Working with Brookhaven National Laboratories in New York, the ISU scientists will collide gold nuclei (atoms stripped of their electrons) with the hope of creating a never-before-seen nuclear material called quark-gluon plasma.

“The quarks and gluons are the basic constituents of matter,” said John Hill, professor of physics and astronomy. “A microsecond after the Big Bang, the whole universe was in the form of this quark-gluon plasma.”

Colliding the nuclei at nearly the speed of light will create extremely intense temperatures. This will send the nuclei through what Hill called a “phase transition.”

“With temperatures a billion times hotter than the surface of our sun, protons and neutrons of atomic nuclei will melt back into their bizarre building blocks — the quarks and the gluons that hold the quarks together,” he said.

Observing what happens as this plasma cools will allow scientists to understand how protons and neutrons originally were formed after the Big Bang, he said.

“As the universe expanded and cooled, the plasma went through a phase transition of unknown character, resulting in the formation of neutrons and protons, which led much later to the formation of atoms and life as we know it,” he said.

Hill said you can never really get a glimpse of the plasma.

“You never actually see the plasma itself. You only see the stuff it condenses into,” he said.

Hill compared the process to the condensation of steam. Steam represents the plasma, and the water droplets that form when it condenses represent protons and neutrons.

The ISU group works on the Phenix detector, which is part of the Relativistic Heavy Ion Collider (RHIC) at Brookhaven. Beginning in 1992, they designed, built and will maintain the first-level trigger, which is responsible for determining which of more than 100,000 collisions per second they will keep to analyze.

The scientists look for unusual particles and interactions that indicate the quark-gluon plasma did indeed form, said John Lajoie, assistant professor of physics.

“What distinguishes Phenix is the ability to look for rare signals for the quark-gluon plasma,” he said.

The detector is a series of sophisticated electronics and massive magnets that is about the size of a two-story house, Lajoie said.

“It’s the kind of thing that could only be built by a large collaboration of people,” he said.

Hill said more than 400 people work on the project.
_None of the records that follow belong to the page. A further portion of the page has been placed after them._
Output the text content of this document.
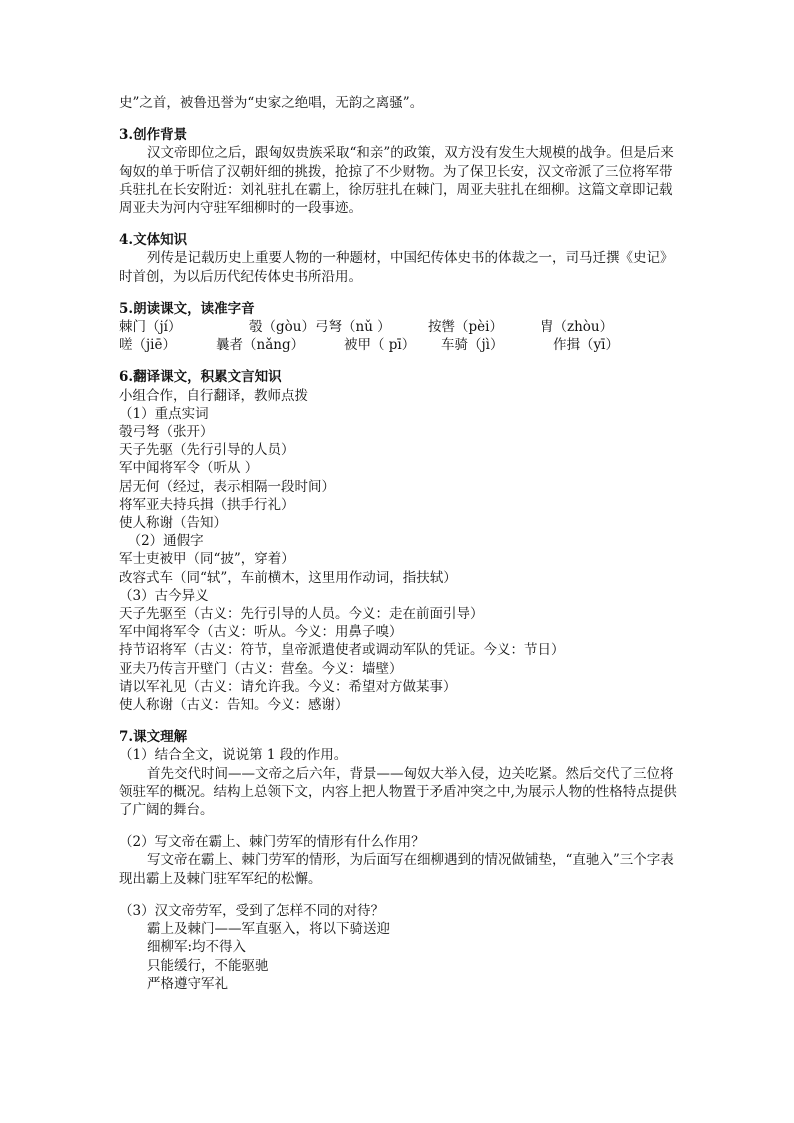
史”之首，被鲁迅誉为“史家之绝唱，无韵之离骚”。

3.创作背景

汉文帝即位之后，跟匈奴贵族采取“和亲”的政策，双方没有发生大规模的战争。但是后来匈奴的单于听信了汉朝奸细的挑拨，抢掠了不少财物。为了保卫长安，汉文帝派了三位将军带兵驻扎在长安附近：刘礼驻扎在霸上，徐厉驻扎在棘门，周亚夫驻扎在细柳。这篇文章即记载周亚夫为河内守驻军细柳时的一段事迹。

4.文体知识

列传是记载历史上重要人物的一种题材，中国纪传体史书的体裁之一，司马迁撰《史记》时首创，为以后历代纪传体史书所沿用。

5.朗读课文，读准字音

棘门（jí）	彀（gòu） 弓弩（nǔ ）	按辔（pèi）	胄（zhòu）
嗟（jiē）	曩者（nǎng）	被甲（ pī） 车骑（jì）	作揖（yī）

6.翻译课文，积累文言知识

小组合作，自行翻译，教师点拨

（1）重点实词

彀弓弩（张开）

天子先驱（先行引导的人员）

军中闻将军令（听从 ）

居无何（经过，表示相隔一段时间）

将军亚夫持兵揖（拱手行礼）

使人称谢（告知）

（2）通假字

军士吏被甲（同“披”，穿着）

改容式车（同“轼”，车前横木，这里用作动词，指扶轼）

（3）古今异义

天子先驱至（古义：先行引导的人员。今义：走在前面引导）

军中闻将军令（古义：听从。今义：用鼻子嗅）

持节诏将军（古义：符节，皇帝派遣使者或调动军队的凭证。今义：节日）

亚夫乃传言开壁门（古义：营垒。今义：墙壁）

请以军礼见（古义：请允许我。今义：希望对方做某事）

使人称谢（古义：告知。今义：感谢）

7.课文理解

（1）结合全文，说说第 1 段的作用。

首先交代时间——文帝之后六年，背景——匈奴大举入侵，边关吃紧。然后交代了三位将领驻军的概况。结构上总领下文，内容上把人物置于矛盾冲突之中,为展示人物的性格特点提供了广阔的舞台。

（2）写文帝在霸上、棘门劳军的情形有什么作用？

写文帝在霸上、棘门劳军的情形，为后面写在细柳遇到的情况做铺垫，“直驰入”三个字表现出霸上及棘门驻军军纪的松懈。

（3）汉文帝劳军，受到了怎样不同的对待？

霸上及棘门——军直驱入，将以下骑送迎

细柳军:均不得入

只能缓行，不能驱驰

严格遵守军礼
Expert engineers in microelectronics at Ames Lab made it possible for ISU to play such a large role in the project.

RHIC is scheduled to be operational by January, but Hill said it probably will not begin work until March. Scientists will then be able to start analyzing data.
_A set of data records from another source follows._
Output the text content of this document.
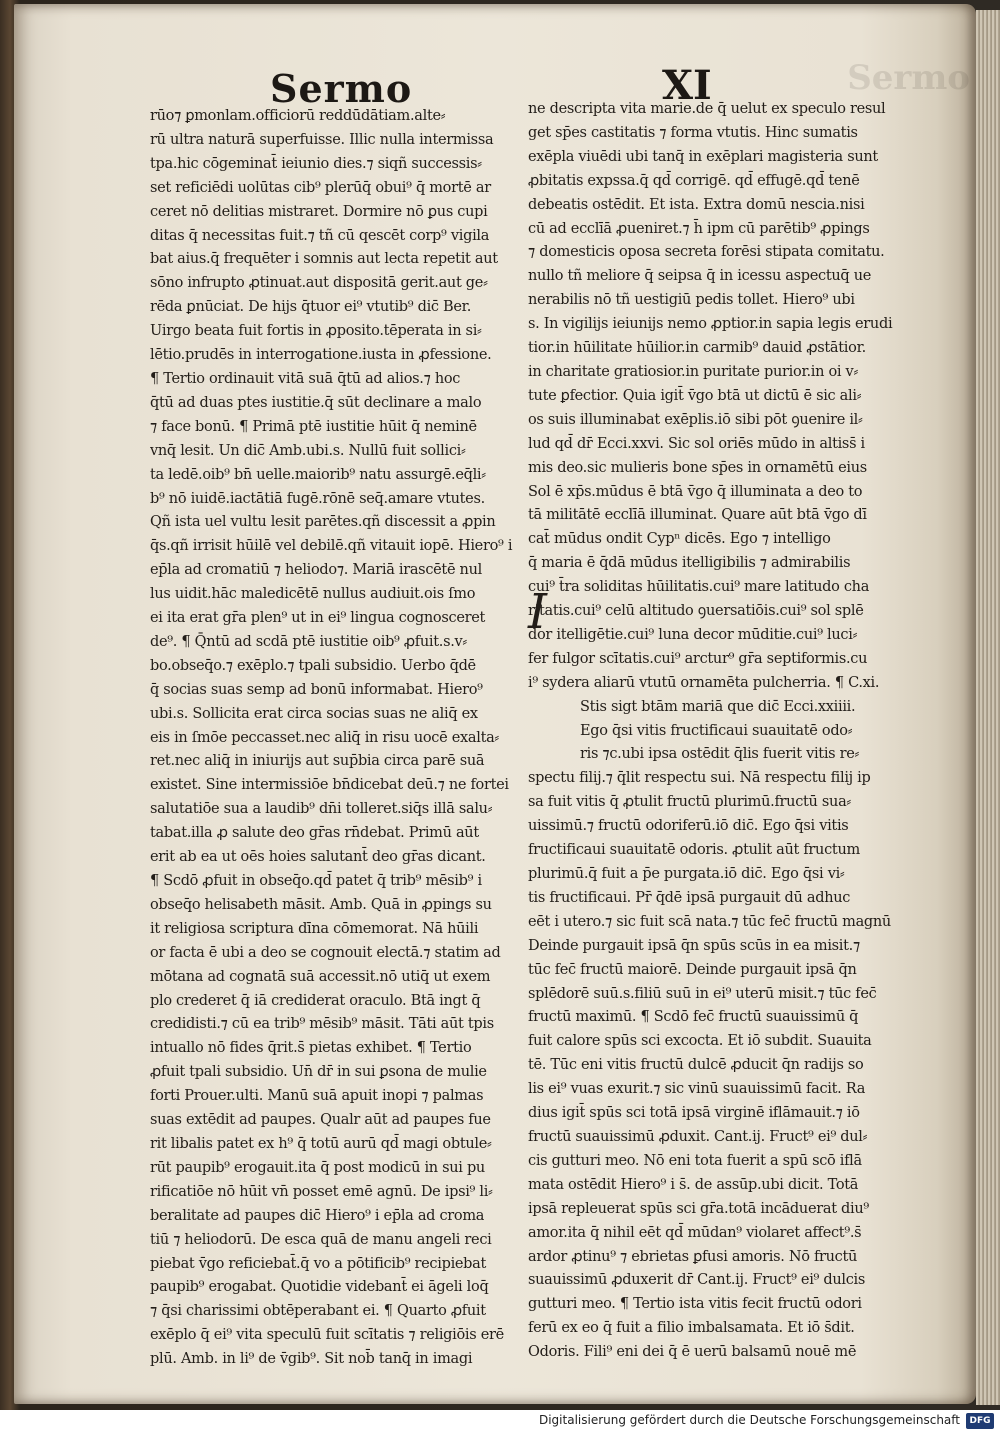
Sermo
Sermo	XI
rūo⁊ ꝑmonlam.officiorū reddūdātiam.alte⸗
rū ultra naturā superfuisse. Illic nulla intermissa
tpa.hic cōgeminat̄ ieiunio dies.⁊ siqñ successis⸗
set reficiēdi uolūtas cib⁹ plerūq̄ obui⁹ q̄ mortē ar
ceret nō delitias mistraret. Dormire nō ꝑus cupi
ditas q̄ necessitas fuit.⁊ tñ cū qescēt corp⁹ vigila
bat aius.q̄ frequēter i somnis aut lecta repetit aut
sōno infrupto ꝓtinuat.aut dispositā gerit.aut ge⸗
rēda ꝑnūciat. De hijs q̄tuor ei⁹ vtutib⁹ dic̄ Ber.
Uirgo beata fuit fortis in ꝓposito.tēperata in si⸗
lētio.prudēs in interrogatione.iusta in ꝓfessione.
¶ Tertio ordinauit vitā suā q̄tū ad alios.⁊ hoc
q̄tū ad duas ptes iustitie.q̄ sūt declinare a malo
⁊ face bonū. ¶ Primā ptē iustitie hūit q̄ neminē
vnq̄ lesit. Un dic̄ Amb.ubi.s. Nullū fuit sollici⸗
ta ledē.oib⁹ bn̄ uelle.maiorib⁹ natu assurgē.eq̄li⸗
b⁹ nō iuidē.iactātiā fugē.rōnē seq̄.amare vtutes.
Qñ ista uel vultu lesit parētes.qñ discessit a ꝓpin
q̄s.qñ irrisit hūilē vel debilē.qñ vitauit iopē. Hiero⁹ i
ep̄la ad cromatiū ⁊ heliodo⁊. Mariā irascētē nul
lus uidit.hāc maledicētē nullus audiuit.ois ſmo
ei ita erat gr̄a plen⁹ ut in ei⁹ lingua cognosceret
de⁹. ¶ Q̄ntū ad scdā ptē iustitie oib⁹ ꝓfuit.s.v⸗
bo.obseq̄o.⁊ exēplo.⁊ tpali subsidio. Uerbo q̄dē
q̄ socias suas semp ad bonū informabat. Hiero⁹
ubi.s. Sollicita erat circa socias suas ne aliq̄ ex
eis in ſmōe peccasset.nec aliq̄ in risu uocē exalta⸗
ret.nec aliq̄ in iniurijs aut sup̄bia circa parē suā
existet. Sine intermissiōe bn̄dicebat deū.⁊ ne fortei
salutatiōe sua a laudib⁹ dn̄i tolleret.siq̄s illā salu⸗
tabat.illa ꝓ salute deo gr̄as rn̄debat. Primū aūt
erit ab ea ut oēs hoies salutant̄ deo gr̄as dicant.
¶ Scdō ꝓfuit in obseq̄o.qd̄ patet q̄ trib⁹ mēsib⁹ i
obseq̄o helisabeth māsit. Amb. Quā in ꝓpings su
it religiosa scriptura dīna cōmemorat. Nā hūili
or facta ē ubi a deo se cognouit electā.⁊ statim ad
mōtana ad cognatā suā accessit.nō utiq̄ ut exem
plo crederet q̄ iā crediderat oraculo. Btā ingt q̄
credidisti.⁊ cū ea trib⁹ mēsib⁹ māsit. Tāti aūt tpis
intuallo nō fides q̄rit.s̄ pietas exhibet. ¶ Tertio
ꝓfuit tpali subsidio. Un̄ dr̄ in sui ꝑsona de mulie
forti Prouer.ulti. Manū suā apuit inopi ⁊ palmas
suas extēdit ad paupes. Qualr aūt ad paupes fue
rit libalis patet ex h⁹ q̄ totū aurū qd̄ magi obtule⸗
rūt paupib⁹ erogauit.ita q̄ post modicū in sui pu
rificatiōe nō hūit vn̄ posset emē agnū. De ipsi⁹ li⸗
beralitate ad paupes dic̄ Hiero⁹ i ep̄la ad croma
tiū ⁊ heliodorū. De esca quā de manu angeli reci
piebat v̄go reficiebat̄.q̄ vo a pōtificib⁹ recipiebat
paupib⁹ erogabat. Quotidie videbant̄ ei āgeli loq̄
⁊ q̄si charissimi obtēperabant ei. ¶ Quarto ꝓfuit
exēplo q̄ ei⁹ vita speculū fuit scītatis ⁊ religiōis erē
plū. Amb. in li⁹ de v̄gib⁹. Sit nob̄ tanq̄ in imagi
ne descripta vita marie.de q̄ uelut ex speculo resul
get sp̄es castitatis ⁊ forma vtutis. Hinc sumatis
exēpla viuēdi ubi tanq̄ in exēplari magisteria sunt
ꝓbitatis expssa.q̄ qd̄ corrigē. qd̄ effugē.qd̄ tenē
debeatis ostēdit. Et ista. Extra domū nescia.nisi
cū ad ecclīā ꝓueniret.⁊ h̄ ipm cū parētib⁹ ꝓpings
⁊ domesticis oposa secreta forēsi stipata comitatu.
nullo tñ meliore q̄ seipsa q̄ in icessu aspectuq̄ ue
nerabilis nō tñ uestigiū pedis tollet. Hiero⁹ ubi
s. In vigilijs ieiunijs nemo ꝓptior.in sapia legis erudi
tior.in hūilitate hūilior.in carmib⁹ dauid ꝓstātior.
in charitate gratiosior.in puritate purior.in oi v⸗
tute ꝑfectior. Quia igit̄ v̄go btā ut dictū ē sic ali⸗
os suis illuminabat exēplis.iō sibi pōt ꝯuenire il⸗
lud qd̄ dr̄ Ecci.xxvi. Sic sol oriēs mūdo in altiss̄ i
mis deo.sic mulieris bone sp̄es in ornamētū eius
Sol ē xp̄s.mūdus ē btā v̄go q̄ illuminata a deo to
tā militātē ecclīā illuminat. Quare aūt btā v̄go dī
cat̄ mūdus ondit Cypⁿ dicēs. Ego ⁊ intelligo
q̄ maria ē q̄dā mūdus itelligibilis ⁊ admirabilis
cui⁹ t̄ra soliditas hūilitatis.cui⁹ mare latitudo cha
ritatis.cui⁹ celū altitudo ꝯuersatiōis.cui⁹ sol splē
dor itelligētie.cui⁹ luna decor mūditie.cui⁹ luci⸗
fer fulgor scītatis.cui⁹ arctur⁹ gr̄a septiformis.cu
i⁹ sydera aliarū vtutū ornamēta pulcherria. ¶ C.xi.
Stis sigt btām mariā que dic̄ Ecci.xxiiii.
Ego q̄si vitis fructificaui suauitatē odo⸗
ris ⁊c.ubi ipsa ostēdit q̄lis fuerit vitis re⸗
spectu filij.⁊ q̄lit respectu sui. Nā respectu filij ip
sa fuit vitis q̄ ꝓtulit fructū plurimū.fructū sua⸗
uissimū.⁊ fructū odoriferū.iō dic̄. Ego q̄si vitis
fructificaui suauitatē odoris. ꝓtulit aūt fructum
plurimū.q̄ fuit a p̄e purgata.iō dic̄. Ego q̄si vi⸗
tis fructificaui. Pr̄ q̄dē ipsā purgauit dū adhuc
eēt i utero.⁊ sic fuit scā nata.⁊ tūc fec̄ fructū magnū
Deinde purgauit ipsā q̄n spūs scūs in ea misit.⁊
tūc fec̄ fructū maiorē. Deinde purgauit ipsā q̄n
splēdorē suū.s.filiū suū in ei⁹ uterū misit.⁊ tūc fec̄
fructū maximū. ¶ Scdō fec̄ fructū suauissimū q̄
fuit calore spūs sci excocta. Et iō subdit. Suauita
tē. Tūc eni vitis fructū dulcē ꝓducit q̄n radijs so
lis ei⁹ vuas exurit.⁊ sic vinū suauissimū facit. Ra
dius igit̄ spūs sci totā ipsā virginē iflāmauit.⁊ iō
fructū suauissimū ꝓduxit. Cant.ij. Fruct⁹ ei⁹ dul⸗
cis gutturi meo. Nō eni tota fuerit a spū scō iflā
mata ostēdit Hiero⁹ i s̄. de assūp.ubi dicit. Totā
ipsā repleuerat spūs sci gr̄a.totā incāduerat diu⁹
amor.ita q̄ nihil eēt qd̄ mūdan⁹ violaret affect⁹.s̄
ardor ꝓtinu⁹ ⁊ ebrietas ꝑfusi amoris. Nō fructū
suauissimū ꝓduxerit dr̄ Cant.ij. Fruct⁹ ei⁹ dulcis
gutturi meo. ¶ Tertio ista vitis fecit fructū odori
ferū ex eo q̄ fuit a filio imbalsamata. Et iō s̄dit.
Odoris. Fili⁹ eni dei q̄ ē uerū balsamū nouē mē
Digitalisierung gefördert durch die Deutsche Forschungsgemeinschaft	DFG
I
“My goal is to actually work on the physics,” said Marzia Rosati, assistant professor of physics.

Rosati has been working on developing software for the detector that will look at the properties of the collisions and help explore the physics of quark-gluon plasma.

Lajoie said the project is exciting for everyone involved.

“You are taking a snapshot, a baby picture, of the universe when it was 10 microseconds old,” he said.